Everyone knows the Island; it is not necessary to name it. With its rolling downs, its points, its ponds, its light-houses, and above all, its town,—who does not know the Island? Some day I shall write a story about the downs, the billowy acres of gold on russet, russet on gold, wonderful to see,—but this story is about the town.
The town has its nominal government, like other towns; its selectmen, and its town-meeting, and other like machinery; but everybody knows that the real seat of government lies in the Upper House. The meetings of this republican House of Lords are held in the best room of "Bannister's," the one inn of the town.
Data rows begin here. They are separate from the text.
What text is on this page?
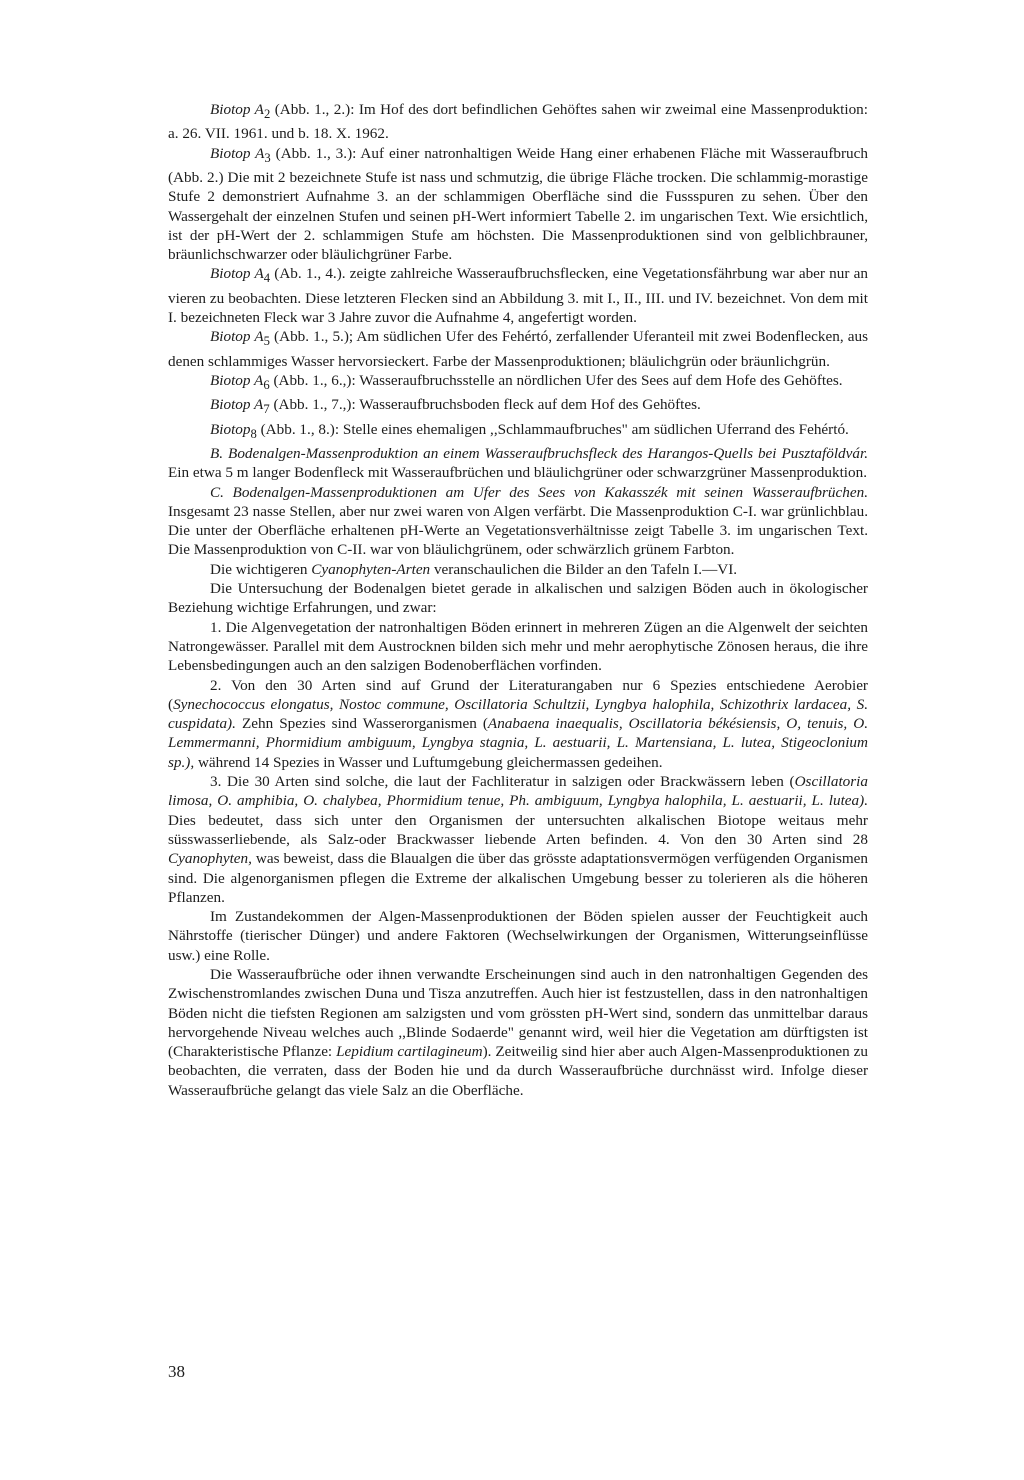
Biotop $A_2$ (Abb. 1., 2.): Im Hof des dort befindlichen Gehöftes sahen wir zweimal eine Massenproduktion: a. 26. VII. 1961. und b. 18. X. 1962.

Biotop $A_3$ (Abb. 1., 3.): Auf einer natronhaltigen Weide Hang einer erhabenen Fläche mit Wasseraufbruch (Abb. 2.) Die mit 2 bezeichnete Stufe ist nass und schmutzig, die übrige Fläche trocken. Die schlammig-morastige Stufe 2 demonstriert Aufnahme 3. an der schlammigen Oberfläche sind die Fussspuren zu sehen. Über den Wassergehalt der einzelnen Stufen und seinen pH-Wert informiert Tabelle 2. im ungarischen Text. Wie ersichtlich, ist der pH-Wert der 2. schlammigen Stufe am höchsten. Die Massenproduktionen sind von gelblichbrauner, bräunlichschwarzer oder bläulichgrüner Farbe.

Biotop $A_4$ (Ab. 1., 4.). zeigte zahlreiche Wasseraufbruchsflecken, eine Vegetationsfährbung war aber nur an vieren zu beobachten. Diese letzteren Flecken sind an Abbildung 3. mit I., II., III. und IV. bezeichnet. Von dem mit I. bezeichneten Fleck war 3 Jahre zuvor die Aufnahme 4, angefertigt worden.

Biotop $A_5$ (Abb. 1., 5.); Am südlichen Ufer des Fehértó, zerfallender Uferanteil mit zwei Bodenflecken, aus denen schlammiges Wasser hervorsieckert. Farbe der Massenproduktionen; bläulichgrün oder bräunlichgrün.

Biotop $A_6$ (Abb. 1., 6.,): Wasseraufbruchsstelle an nördlichen Ufer des Sees auf dem Hofe des Gehöftes.

Biotop $A_7$ (Abb. 1., 7.,): Wasseraufbruchsboden fleck auf dem Hof des Gehöftes.

Biotop$_8$ (Abb. 1., 8.): Stelle eines ehemaligen ,,Schlammaufbruches" am südlichen Uferrand des Fehértó.

B. Bodenalgen-Massenproduktion an einem Wasseraufbruchsfleck des Harangos-Quells bei Pusztaföldvár. Ein etwa 5 m langer Bodenfleck mit Wasseraufbrüchen und bläulichgrüner oder schwarzgrüner Massenproduktion.

C. Bodenalgen-Massenproduktionen am Ufer des Sees von Kakasszék mit seinen Wasseraufbrüchen. Insgesamt 23 nasse Stellen, aber nur zwei waren von Algen verfärbt. Die Massenproduktion C-I. war grünlichblau. Die unter der Oberfläche erhaltenen pH-Werte an Vegetationsverhältnisse zeigt Tabelle 3. im ungarischen Text. Die Massenproduktion von C-II. war von bläulichgrünem, oder schwärzlich grünem Farbton.

Die wichtigeren Cyanophyten-Arten veranschaulichen die Bilder an den Tafeln I.—VI.

Die Untersuchung der Bodenalgen bietet gerade in alkalischen und salzigen Böden auch in ökologischer Beziehung wichtige Erfahrungen, und zwar:

1. Die Algenvegetation der natronhaltigen Böden erinnert in mehreren Zügen an die Algenwelt der seichten Natrongewässer. Parallel mit dem Austrocknen bilden sich mehr und mehr aerophytische Zönosen heraus, die ihre Lebensbedingungen auch an den salzigen Bodenoberflächen vorfinden.

2. Von den 30 Arten sind auf Grund der Literaturangaben nur 6 Spezies entschiedene Aerobier (Synechococcus elongatus, Nostoc commune, Oscillatoria Schultzii, Lyngbya halophila, Schizothrix lardacea, S. cuspidata). Zehn Spezies sind Wasserorganismen (Anabaena inaequalis, Oscillatoria békésiensis, O, tenuis, O. Lemmermanni, Phormidium ambiguum, Lyngbya stagnia, L. aestuarii, L. Martensiana, L. lutea, Stigeoclonium sp.), während 14 Spezies in Wasser und Luftumgebung gleichermassen gedeihen.

3. Die 30 Arten sind solche, die laut der Fachliteratur in salzigen oder Brackwässern leben (Oscillatoria limosa, O. amphibia, O. chalybea, Phormidium tenue, Ph. ambiguum, Lyngbya halophila, L. aestuarii, L. lutea). Dies bedeutet, dass sich unter den Organismen der untersuchten alkalischen Biotope weitaus mehr süsswasserliebende, als Salz-oder Brackwasser liebende Arten befinden. 4. Von den 30 Arten sind 28 Cyanophyten, was beweist, dass die Blaualgen die über das grösste adaptationsvermögen verfügenden Organismen sind. Die algenorganismen pflegen die Extreme der alkalischen Umgebung besser zu tolerieren als die höheren Pflanzen.

Im Zustandekommen der Algen-Massenproduktionen der Böden spielen ausser der Feuchtigkeit auch Nährstoffe (tierischer Dünger) und andere Faktoren (Wechselwirkungen der Organismen, Witterungseinflüsse usw.) eine Rolle.

Die Wasseraufbrüche oder ihnen verwandte Erscheinungen sind auch in den natronhaltigen Gegenden des Zwischenstromlandes zwischen Duna und Tisza anzutreffen. Auch hier ist festzustellen, dass in den natronhaltigen Böden nicht die tiefsten Regionen am salzigsten und vom grössten pH-Wert sind, sondern das unmittelbar daraus hervorgehende Niveau welches auch ,,Blinde Sodaerde" genannt wird, weil hier die Vegetation am dürftigsten ist (Charakteristische Pflanze: Lepidium cartilagineum). Zeitweilig sind hier aber auch Algen-Massenproduktionen zu beobachten, die verraten, dass der Boden hie und da durch Wasseraufbrüche durchnässt wird. Infolge dieser Wasseraufbrüche gelangt das viele Salz an die Oberfläche.

38
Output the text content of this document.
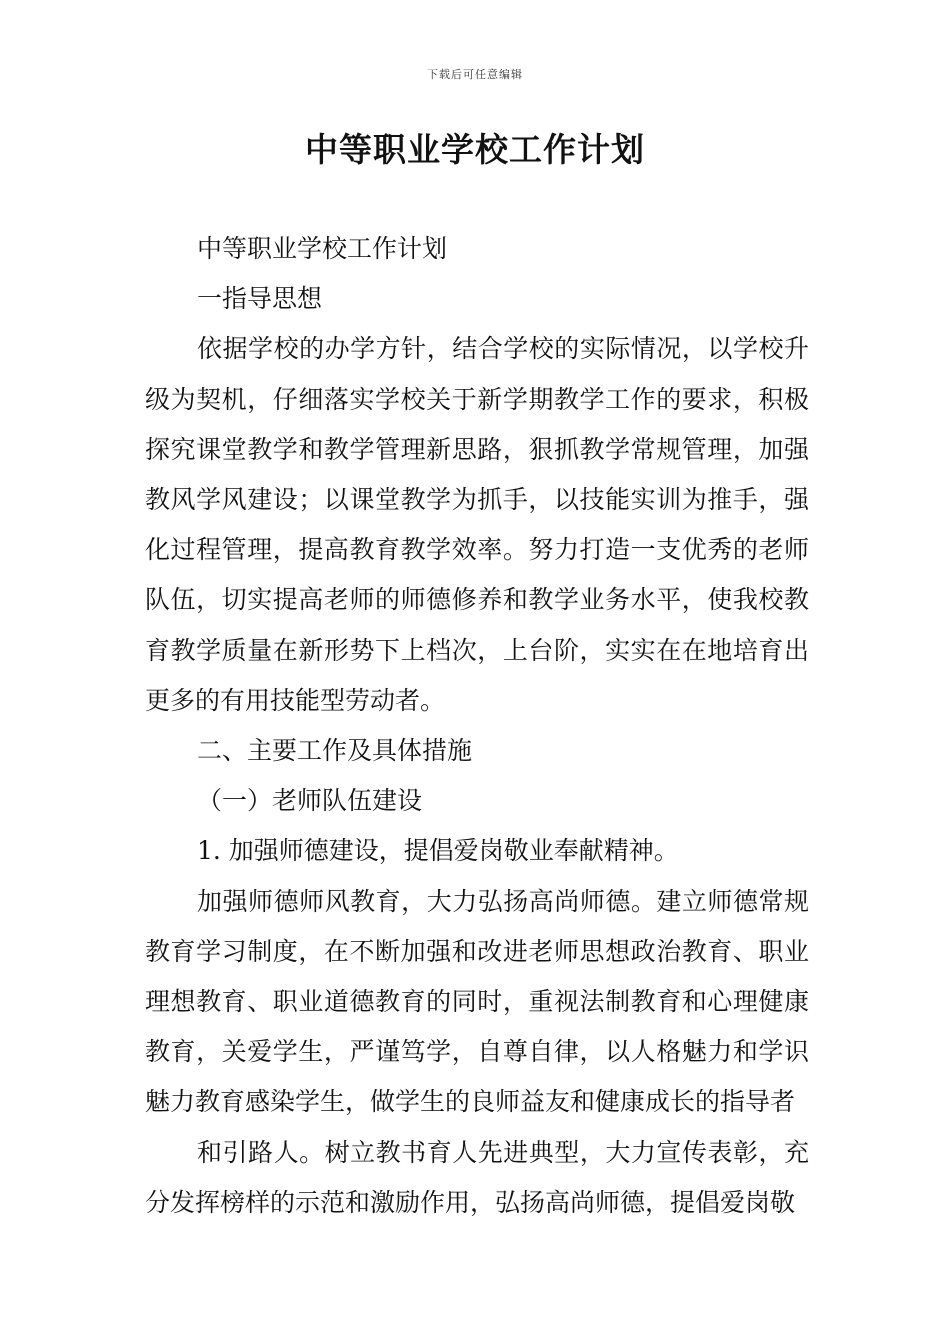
下载后可任意编辑
中等职业学校工作计划

中等职业学校工作计划

一指导思想

依据学校的办学方针，结合学校的实际情况，以学校升级为契机，仔细落实学校关于新学期教学工作的要求，积极探究课堂教学和教学管理新思路，狠抓教学常规管理，加强教风学风建设；以课堂教学为抓手，以技能实训为推手，强化过程管理，提高教育教学效率。努力打造一支优秀的老师队伍，切实提高老师的师德修养和教学业务水平，使我校教育教学质量在新形势下上档次，上台阶，实实在在地培育出更多的有用技能型劳动者。

二、主要工作及具体措施

（一）老师队伍建设

1. 加强师德建设，提倡爱岗敬业奉献精神。

加强师德师风教育，大力弘扬高尚师德。建立师德常规教育学习制度，在不断加强和改进老师思想政治教育、职业理想教育、职业道德教育的同时，重视法制教育和心理健康教育，关爱学生，严谨笃学，自尊自律，以人格魅力和学识魅力教育感染学生，做学生的良师益友和健康成长的指导者

和引路人。树立教书育人先进典型，大力宣传表彰，充分发挥榜样的示范和激励作用，弘扬高尚师德，提倡爱岗敬
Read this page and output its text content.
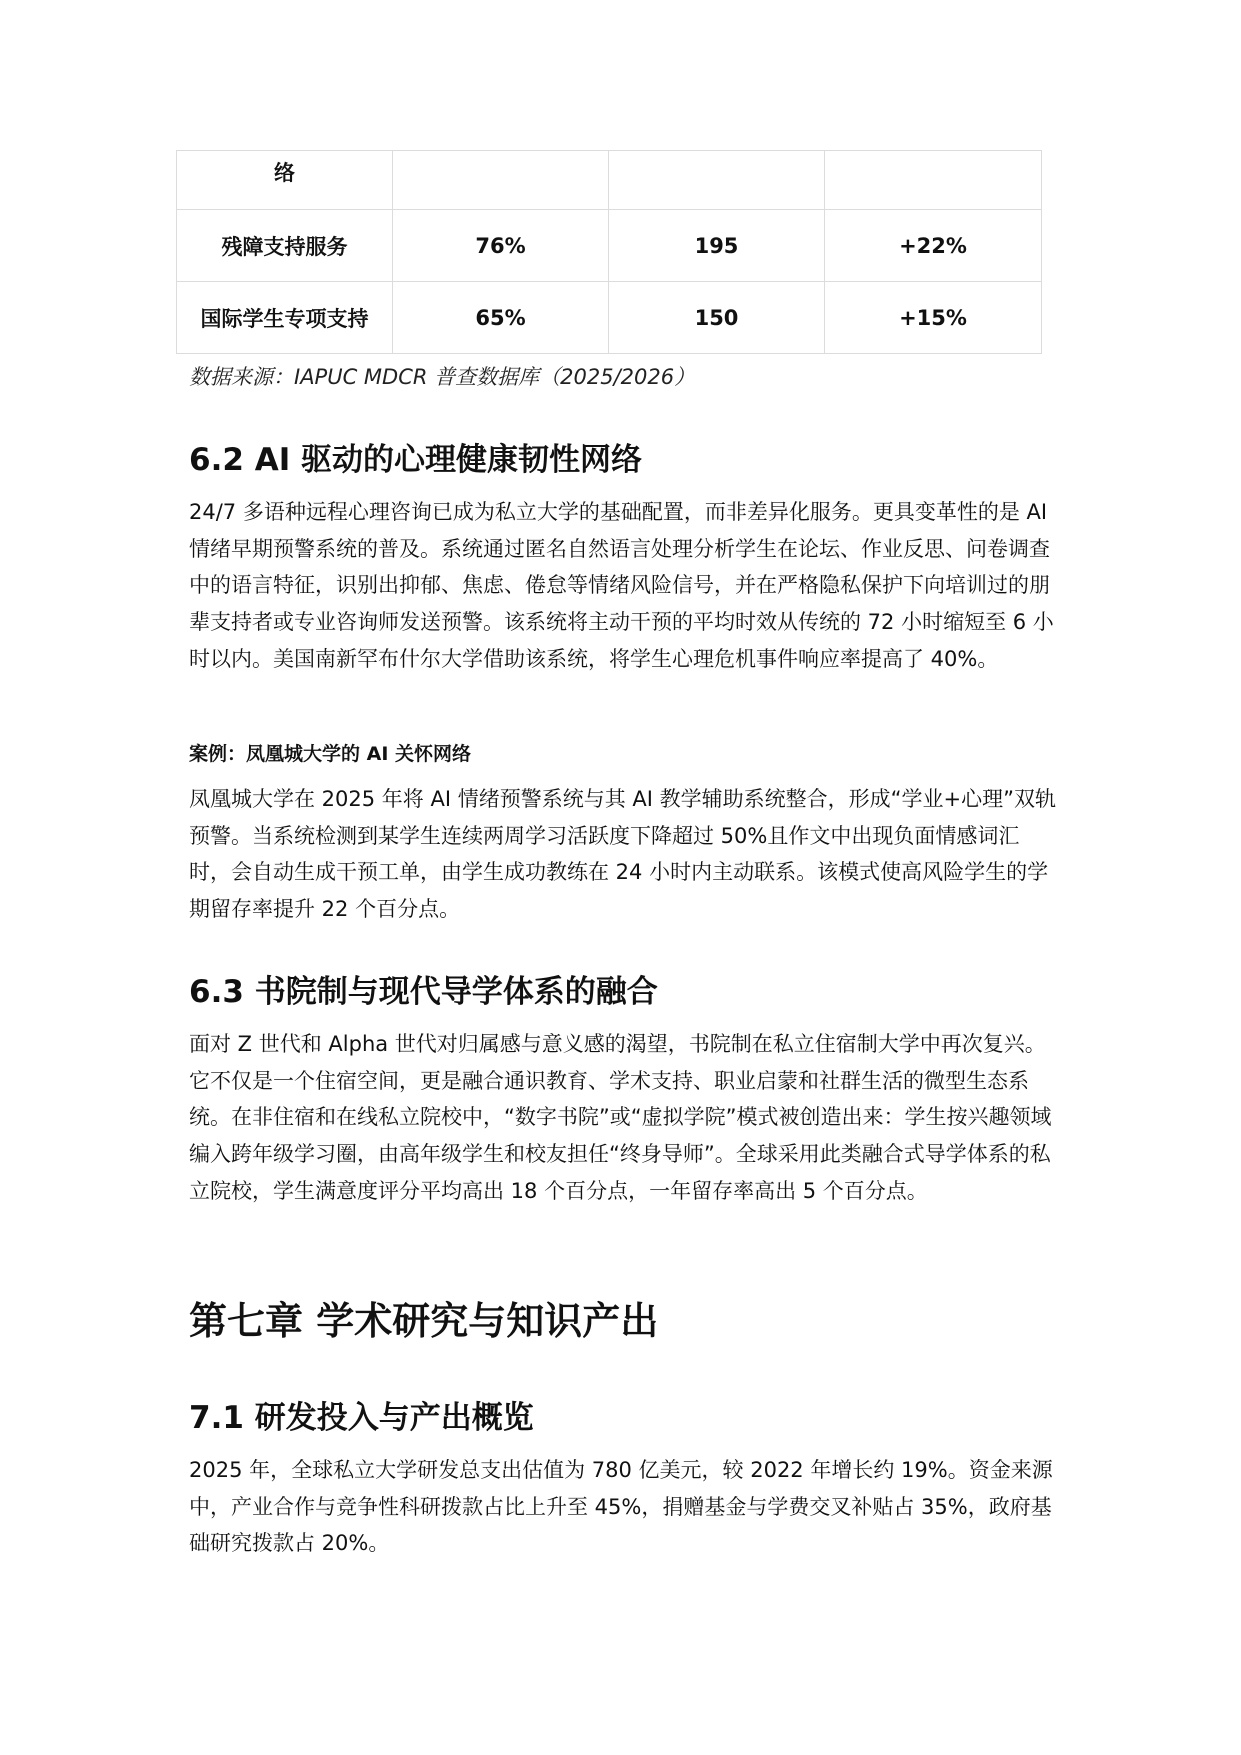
络			
残障支持服务	76%	195	+22%
国际学生专项支持	65%	150	+15%
数据来源：IAPUC MDCR 普查数据库（2025/2026）
6.2 AI 驱动的心理健康韧性网络

24/7 多语种远程心理咨询已成为私立大学的基础配置，而非差异化服务。更具变革性的是 AI 情绪早期预警系统的普及。系统通过匿名自然语言处理分析学生在论坛、作业反思、问卷调查中的语言特征，识别出抑郁、焦虑、倦怠等情绪风险信号，并在严格隐私保护下向培训过的朋辈支持者或专业咨询师发送预警。该系统将主动干预的平均时效从传统的 72 小时缩短至 6 小时以内。美国南新罕布什尔大学借助该系统，将学生心理危机事件响应率提高了 40%。

案例：凤凰城大学的 AI 关怀网络

凤凰城大学在 2025 年将 AI 情绪预警系统与其 AI 教学辅助系统整合，形成“学业+心理”双轨预警。当系统检测到某学生连续两周学习活跃度下降超过 50%且作文中出现负面情感词汇时，会自动生成干预工单，由学生成功教练在 24 小时内主动联系。该模式使高风险学生的学期留存率提升 22 个百分点。

6.3 书院制与现代导学体系的融合

面对 Z 世代和 Alpha 世代对归属感与意义感的渴望，书院制在私立住宿制大学中再次复兴。它不仅是一个住宿空间，更是融合通识教育、学术支持、职业启蒙和社群生活的微型生态系统。在非住宿和在线私立院校中，“数字书院”或“虚拟学院”模式被创造出来：学生按兴趣领域编入跨年级学习圈，由高年级学生和校友担任“终身导师”。全球采用此类融合式导学体系的私立院校，学生满意度评分平均高出 18 个百分点，一年留存率高出 5 个百分点。

第七章 学术研究与知识产出
7.1 研发投入与产出概览

2025 年，全球私立大学研发总支出估值为 780 亿美元，较 2022 年增长约 19%。资金来源中，产业合作与竞争性科研拨款占比上升至 45%，捐赠基金与学费交叉补贴占 35%，政府基础研究拨款占 20%。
It is a pleasant, roomy old structure, built in the Island fashion, with wide windows and plenty of them, and with a railed platform on its flat-topped roof, from which, in former days, the women of the house used to watch for the coming of the whaling-fleet.
There is little watching now on the Island. No ships come into that wonderful harbour, once thronged with sails. The great wharves rot silently and fall apart; a few old hulks rot quietly beside them. Two or three fishing-smacks, a coal-schooner or two,—these are all one sees now from the roof or the windows of Bannister's.
But the men who sit together in the upper room still look out of the windows a great deal, because from them they can see the harbour, and beyond it the sea; and the sea is what they love best to look at, for the greater part of their lives has been spent on it. Old sea-captains,—it needs but one glance to tell of what the Upper House is composed: Men with faces that might have been carved out of mahogany, wrinkled and seamed and beaten into strange lines by wind and weather; with gray or white hair, for the most part, and shaggy beards, yet with keen, bright eyes which are used to looking, and, what is not always the same thing, to seeing what they look at.
Though most of them go to sea no more, they keep with care their sea-going aspect; they wear pea-jackets with huge horn buttons, heavy sea-boots, and never fail to don their sou'westers in bad weather. The room in which they sit is well suited to them. On the broad window-seats lie spy-glasses and telescopes of all kinds. The walls are hung with sea-trophies.